On a related note, the explosion of energy production in North Dakota and Canada’s Alberta oil sands has the potential to support U.S. energy consumption in a significant way. It is difficult to overstate the project’s importance. Despite the U.S. current status as the world’s leading oil producer, the country’s insatiable appetite for energy means that the country is still forced to import some 7,500 million barrels of crude oil per day, including Mexico and Venezuela. A successful implementation of the Alberta oil sands project might mean less reliance on less stable countries such as Venezuela and Saudi Arabia, intensifying ties instead with our Canadian friends to the north. For now, the project remains stalled as policy makers weigh up economic benefits with environmental damage, as they have been for the past seven years. There’s news also of Canada exploring other ways of shipping its oil: a project known as the Northern Gateway is focused on exploring how oil could be sent to British Columbia from Alberta, and eventually on to Asia. While this is not a done deal, it certainly is something to keep an eye on.
There was a time when a disruption in a key oil-producing state like Iraq such as the one we have seen recently would have sent crude oil prices through the metaphorical roof. This time around, crude oil surged by $5 to reach an interim top of $107 when ISIS attacked key targets in Iraq. While the situation in Iraq remains fluid to say the least, the markets have kept their calm by and large.
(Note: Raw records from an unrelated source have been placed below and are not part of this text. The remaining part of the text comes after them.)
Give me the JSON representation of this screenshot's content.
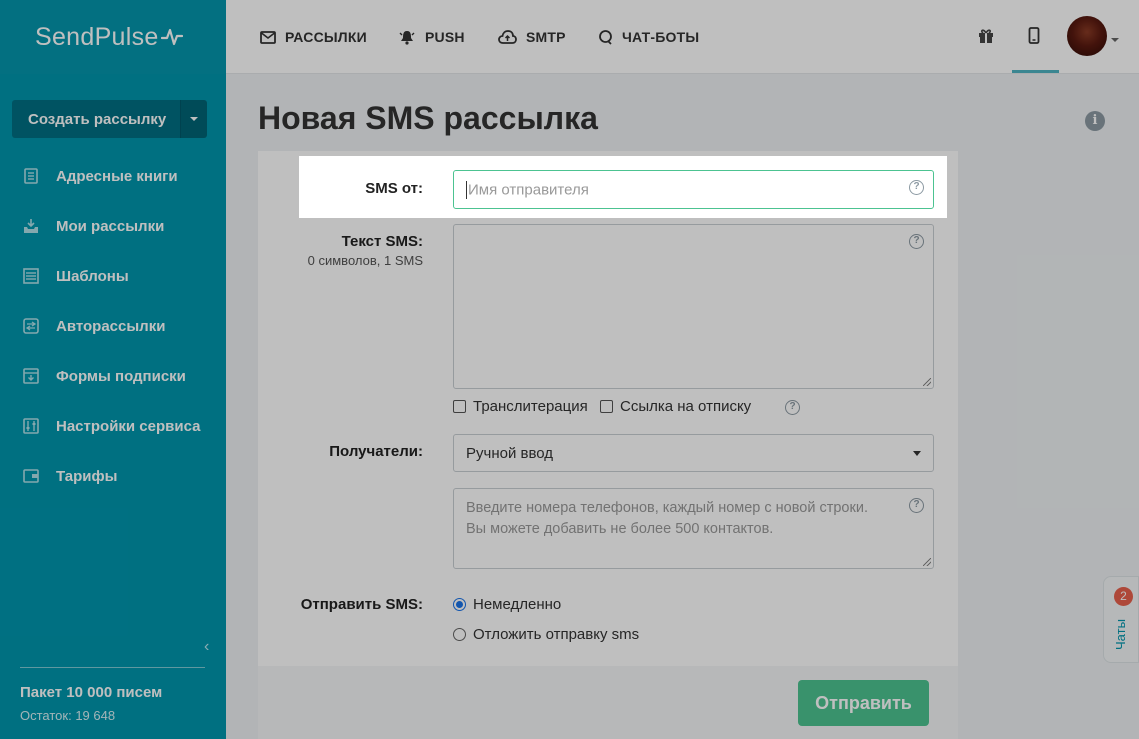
{
  "brand": {
    "name": "SendPulse"
  },
  "sidebar": {
    "create_button": "Создать рассылку",
    "items": [
      {
        "label": "Адресные книги",
        "icon": "address-book-icon"
      },
      {
        "label": "Мои рассылки",
        "icon": "inbox-icon"
      },
      {
        "label": "Шаблоны",
        "icon": "templates-icon"
      },
      {
        "label": "Авторассылки",
        "icon": "automation-icon"
      },
      {
        "label": "Формы подписки",
        "icon": "form-icon"
      },
      {
        "label": "Настройки сервиса",
        "icon": "sliders-icon"
      },
      {
        "label": "Тарифы",
        "icon": "wallet-icon"
      }
    ],
    "package_title": "Пакет 10 000 писем",
    "remaining": "Остаток: 19 648"
  },
  "topnav": {
    "items": [
      {
        "label": "РАССЫЛКИ",
        "icon": "mail-icon"
      },
      {
        "label": "PUSH",
        "icon": "bell-icon"
      },
      {
        "label": "SMTP",
        "icon": "cloud-icon"
      },
      {
        "label": "ЧАТ-БОТЫ",
        "icon": "chat-icon"
      }
    ]
  },
  "page": {
    "title": "Новая SMS рассылка",
    "sender_label": "SMS от:",
    "sender_placeholder": "Имя отправителя",
    "text_label": "Текст SMS:",
    "text_counter": "0 символов, 1 SMS",
    "transliteration": "Транслитерация",
    "unsubscribe_link": "Ссылка на отписку",
    "recipients_label": "Получатели:",
    "recipients_value": "Ручной ввод",
    "phones_placeholder_line1": "Введите номера телефонов, каждый номер с новой строки.",
    "phones_placeholder_line2": "Вы можете добавить не более 500 контактов.",
    "send_label": "Отправить SMS:",
    "send_now": "Немедленно",
    "send_later": "Отложить отправку sms",
    "submit": "Отправить"
  },
  "chats": {
    "label": "Чаты",
    "badge": "2"
  },
  "colors": {
    "sidebar": "#0096ad",
    "accent_green": "#4cc391",
    "badge": "#e8604c"
  }
}
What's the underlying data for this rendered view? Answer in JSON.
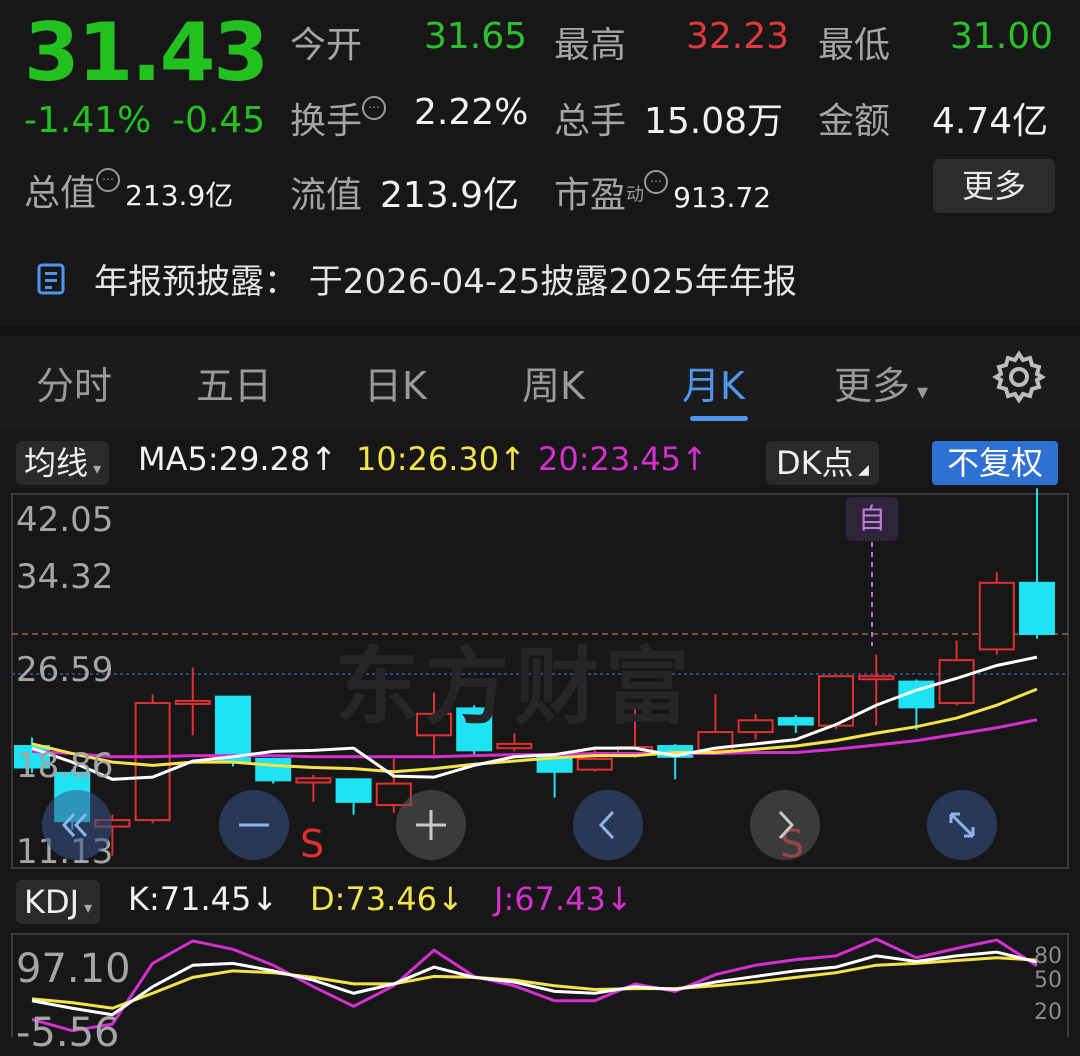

On July 10, WTI’s August contract(NYMEX:CLQ14) returned to a low of $101.55. Certainly geography has something to do with this; most of Iraq’s oil fields are located in the country’s south, remaining untouched thus far. While extremely volatile and unpredictable, geopolitical disruptions in oil-producing regions can present trading opportunities if managed properly in terms of risk. Brent has a tendency to outperform WTI in reaction to geopolitical conflict since it is purchased more widely around the world.
On the flip side, Libya is going through the process of re-opening two of its oil fields. Sharana, Libya’s largest oil field, re-opened on July 9 and may reach full capacity by the time this article is published. The impact of these two ports coming back online will put downside pressure on both Brent and WTI Crude oil prices, with Brent poised to drop in value faster than WTI. Once the markets have priced in this increase in supply, attention will shift to the questions of how long Libya will be able to keep these fields open and at what level of production they will operate.
For the next two years, I believe there will be a leveling of WTI and Brent, and we may see the two products re-visit parity. With the forces of globalization still firmly in place and U.S. production capacity increasing, I think it is only a matter of time before this spread reverts back to zero like it did in 2000. Should the U.S. government decide to go ahead with the Keystone Pipeline, we may see this happen sooner rather than later. While there is no way of knowing for sure and the energy markets notoriously volatile and unpredictable, I believe the overall trend is down.
This chart shows the historical relationship between WTI and Brent crude oil on a 1,000 to 1,000 barrel basis. The current spread is sitting at $5.46. A drop in the spread from $5.46 to zero would represent a $5,460 move. As time progresses, I believe the overall trend is down. However, the move will not unfold in a straight line, so there will be opportunities on both sides of the trade depending on current events.